George pointed out that there were far more witnesses to the crash than are generally known. Carey stated that the military had to take care of the media, civilian witnesses, and base personnel to keep a lid on events. The weather balloon statement "killed the story in its tracks," as far as the public was concerned, he said. Anyone at the base who had any contact with the crash retrieval was threatened with prison if they talked about it, and civilians received death threats, Carey pointed out. He also revealed that the government kept after witnesses for many years, confiscating remnants of crash debris, which suggests that the material was not manmade. The researchers have continually encountered witnesses who were cooperative at first, then mysteriously changed their minds.

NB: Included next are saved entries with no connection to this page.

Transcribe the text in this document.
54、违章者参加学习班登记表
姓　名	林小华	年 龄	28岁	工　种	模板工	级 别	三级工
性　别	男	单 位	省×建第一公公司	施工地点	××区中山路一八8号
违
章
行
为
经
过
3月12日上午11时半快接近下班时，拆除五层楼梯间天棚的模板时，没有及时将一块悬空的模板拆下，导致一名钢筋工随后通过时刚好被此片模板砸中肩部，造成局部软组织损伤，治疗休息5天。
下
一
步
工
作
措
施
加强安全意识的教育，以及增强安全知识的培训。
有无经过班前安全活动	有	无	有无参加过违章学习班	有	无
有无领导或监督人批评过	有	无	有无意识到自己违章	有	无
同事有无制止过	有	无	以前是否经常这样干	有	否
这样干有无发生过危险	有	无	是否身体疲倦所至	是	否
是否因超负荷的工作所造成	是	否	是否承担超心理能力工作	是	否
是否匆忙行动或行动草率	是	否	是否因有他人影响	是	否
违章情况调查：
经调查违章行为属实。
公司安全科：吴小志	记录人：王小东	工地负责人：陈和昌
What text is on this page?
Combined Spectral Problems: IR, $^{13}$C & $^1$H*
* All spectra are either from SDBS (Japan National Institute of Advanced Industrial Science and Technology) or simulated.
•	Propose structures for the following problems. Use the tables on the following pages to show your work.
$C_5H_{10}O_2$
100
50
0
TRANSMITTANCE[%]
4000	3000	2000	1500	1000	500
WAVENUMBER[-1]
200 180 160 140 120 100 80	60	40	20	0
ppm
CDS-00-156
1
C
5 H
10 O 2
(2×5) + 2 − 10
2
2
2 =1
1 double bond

The guests were asked about the "Roswell slides" controversy from last year, and their explanation of what transpired after it was found that the images were determined to be a human mummy and not an alien, after both had researched and supported the case for three years. Schmitt replied that they had to place their trust in other researchers and scientists and "that they knew what they were talking about." Carey recalled that his "head was spinning" when it was discovered that the images were not anomalous. He added that they sent the slides to "many organizations" who couldn't decipher a placard in one of the images that indicated the body was a mummified body of a child. As for any imminent disclosure of the Roswell incident or an alien presence, Schmitt asked," What government official is going to step forward and say 'Yes, we did that, we covered it all up. But it was necessary.'?"
The Real Visitors
In the first hour, George welcomed longtime paranormal researcher and author Brad Steiger. Steiger's first book on UFOs was released in 1966. Soon after he began interviewing close encounter UFO witnesses, he realized that an interplanetary explanation could not explain everything, and that apparently different paranormal entities are most likely aspects of the same force or intelligence. After 50 years of searching out these mysteries, Steiger believes that "there's no dogma in paranormal research. You have to stay open." He has had his own encounters with the unknown, beginning when he was a child and saw and heard ghosts from a stagecoach stop that used to be located near the farm where he was raised. He used to think that ghosts were "psychic residue" left at a site, but changed his mind during one investigation when an apparent ghost ripped a door off the hinges and everyone in the room where he was standing were lifted into the air. Steiger said that his experiences have not always been pleasant, but they have "expanded my horizons."